Tags
creepy, Edgar Allan Poe, fireside tales, horror, Roderick Usher, SA Todd, sinister, Spoken Word, story telling, supernatural, tales, The Fall of the House of Usher
If someone were to measure just how ‘gothic’ a story was via a tick-list analysis of stereotypical parts, then Edgar Allan Poe’s classic ‘The Fall of the House of Usher’ would cross the qualifying line furlongs ahead of its competitors. A claustrophobic and foreboding location? Yes. A deliciously wordy study of depression and mania, sanity and insanity, the melancholy and the bizarre? Absolutely. A premature burial and a self-fulfilling prophecy of doom? Indeed.
Poe and H.P. Lovecraft never fail to scratch the itch for macabre entertainment when the mood takes me, and while I have always enjoyed them as a reader from childhood, doing audio performances of their work has brought a new and deeper appreciation of the music and rhythm of the language used.

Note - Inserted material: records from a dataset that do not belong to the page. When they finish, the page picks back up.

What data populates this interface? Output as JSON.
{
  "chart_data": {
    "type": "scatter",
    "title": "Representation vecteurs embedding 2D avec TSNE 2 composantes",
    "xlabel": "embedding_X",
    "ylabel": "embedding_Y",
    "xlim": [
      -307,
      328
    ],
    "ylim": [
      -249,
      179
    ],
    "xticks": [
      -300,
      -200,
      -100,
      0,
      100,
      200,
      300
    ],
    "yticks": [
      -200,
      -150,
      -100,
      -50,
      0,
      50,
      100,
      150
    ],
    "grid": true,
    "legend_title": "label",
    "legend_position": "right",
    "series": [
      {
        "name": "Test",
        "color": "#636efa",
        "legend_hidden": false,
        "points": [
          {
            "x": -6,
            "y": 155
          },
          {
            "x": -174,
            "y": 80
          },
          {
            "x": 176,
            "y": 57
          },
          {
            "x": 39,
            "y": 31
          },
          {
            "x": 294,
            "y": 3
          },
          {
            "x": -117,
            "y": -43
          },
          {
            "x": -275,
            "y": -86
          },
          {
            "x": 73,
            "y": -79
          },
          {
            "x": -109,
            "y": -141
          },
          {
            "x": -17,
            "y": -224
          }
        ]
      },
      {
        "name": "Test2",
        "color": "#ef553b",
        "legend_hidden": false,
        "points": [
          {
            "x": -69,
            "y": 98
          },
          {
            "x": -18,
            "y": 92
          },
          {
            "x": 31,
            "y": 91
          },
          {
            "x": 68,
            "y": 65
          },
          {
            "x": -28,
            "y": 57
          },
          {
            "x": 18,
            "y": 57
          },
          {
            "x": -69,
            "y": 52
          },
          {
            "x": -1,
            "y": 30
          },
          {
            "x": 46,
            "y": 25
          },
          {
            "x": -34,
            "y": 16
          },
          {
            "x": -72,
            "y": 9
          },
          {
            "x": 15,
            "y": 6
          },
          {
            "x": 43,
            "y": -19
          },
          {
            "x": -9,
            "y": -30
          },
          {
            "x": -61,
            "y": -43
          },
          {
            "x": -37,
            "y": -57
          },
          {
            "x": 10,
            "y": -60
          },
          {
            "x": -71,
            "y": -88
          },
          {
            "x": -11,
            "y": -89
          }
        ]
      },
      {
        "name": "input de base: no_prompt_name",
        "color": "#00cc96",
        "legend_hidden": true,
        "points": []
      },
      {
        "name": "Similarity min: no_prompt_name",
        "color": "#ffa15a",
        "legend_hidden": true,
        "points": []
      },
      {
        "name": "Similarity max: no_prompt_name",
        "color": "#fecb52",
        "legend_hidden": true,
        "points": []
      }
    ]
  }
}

I particularly relished the pronunciation challenges arising from the narrator’s discussion of the various books that Roderick Usher and he had been studying (around 24:30 in) and the fact that the story opens with a couplet in French. In addition, both Lovecraft and Poe had no problem in making single sentences stretch almost over a full paragraph, with punctuation which needs to be carefully noted in order for the main point of emphasis not to be lost.
I hope that you enjoy listening to it as much as I enjoyed recording it.